IOM panel hears debate on the need for TB rule
IOM panel hears debate on the need for TB rule
The heated debate over proposed tuberculosis (TB) regulations reached the Institute of Medicine (IOM) in August, as a committee considering the occupational risks of TB heard from critics and supporters as well as TB experts.
In 1997, the Occupational Safety and Health Administration (OSHA) issued a proposed standard on tuberculosis that includes annual fit-testing of respirators, as well as other screening and surveillance measures. Congress requested a study by IOM to determine the need for a standard.
Among the most vocal opponents of the standard is the Association for Professionals in Infection Control and Epidemiology (APIC) in Washington, DC, which argues that the standard is costly, burdensome, and unnecessary.
"OSHA proposes minimizing employee exposures by combining tasks and limiting the number of employees entering an isolated patient’s room," said Rachel Stricof, MT(ASCP), MPH, who testified for APIC recently before a panel from the IOM in Washington, DC. "This proposal is in direct conflict with the mission to care for patients.
"The risks to health care workers have clearly been demonstrated to be associated with the unidentified, unisolated, and untreated case; not with patients placed in appropriate [acid-fast bacilli] isolation," she said. "In addition, the majority of patients in isolation are suspect cases that are ultimately found to have another etiology for their symptoms."
Stricof also noted that TB cases nationwide declined by 31% between 1993 and 1999.
Yet representatives of health care workers told the IOM panel that hospitals won’t provide resources to protect workers against occupationally acquired TB without the weight of a regulation.

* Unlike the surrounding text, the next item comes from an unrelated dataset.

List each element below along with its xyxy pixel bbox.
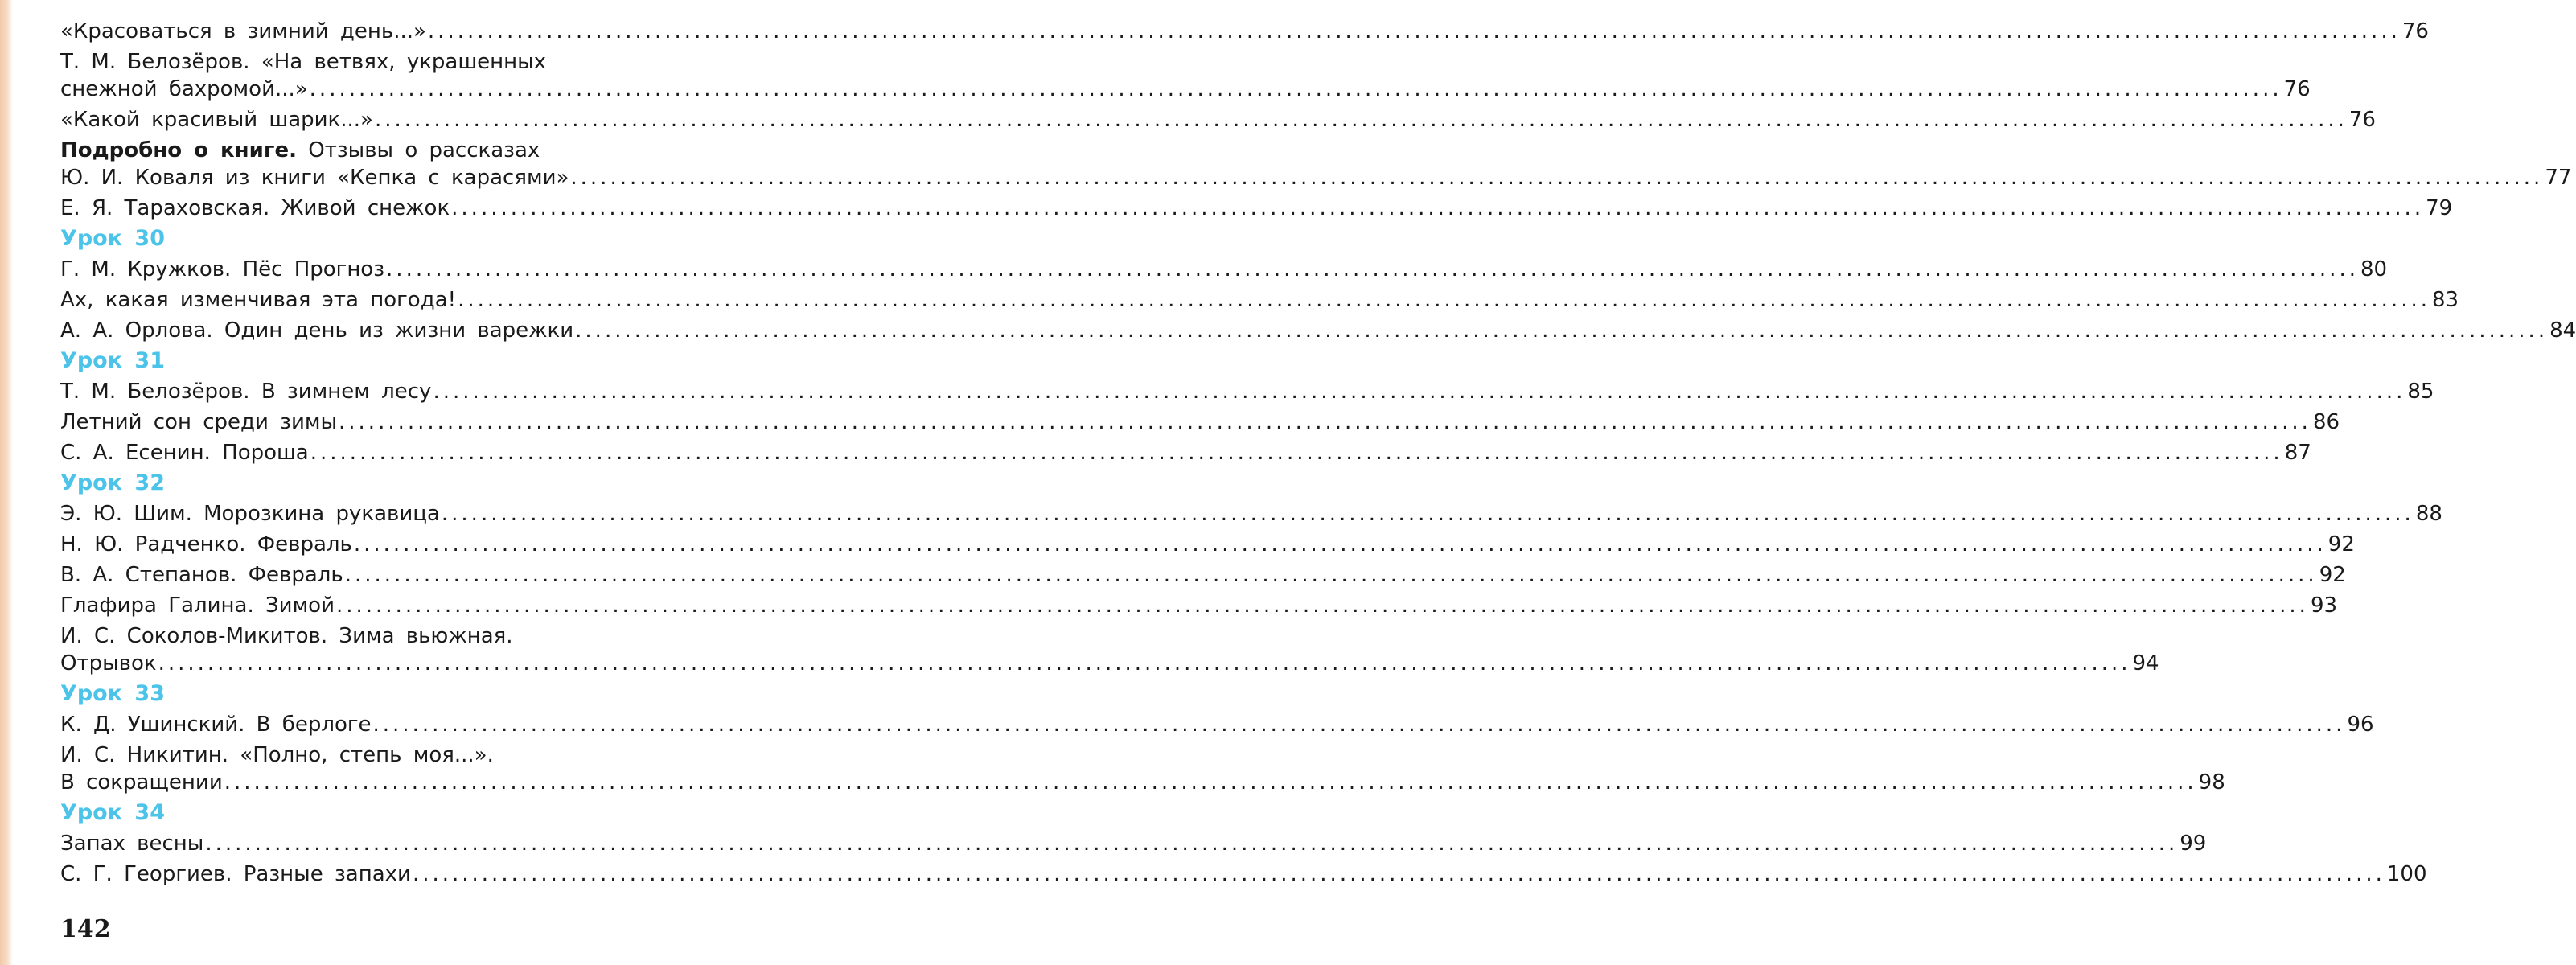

"Without an OSHA standard and the threat of inspection, they are unable, in this era of cost containment in the health care industry, to justify adequate staffing to provide the needed training and testing of workers to prevent exposure and analyze trends — let alone to provide adequate engineering controls and personal protective equipment to comply with the CDC [Centers for Disease Control and Prevention] guidelines," said Karen Worthington, MS, RN, COHN-S, senior occupational safety and health specialist for the American Nurses Association in Washington, DC.
Worthington also countered the argument that occupational exposure to TB is only a problem in hospitals in certain urban centers. "In this era of globalization, all health care workers are at risk for exposure to an active TB patient," she said.
The IOM panel is investigating the risk of TB to health care workers and how the recommendations of the CDC and proposed OSHA standard would impact that occupational risk.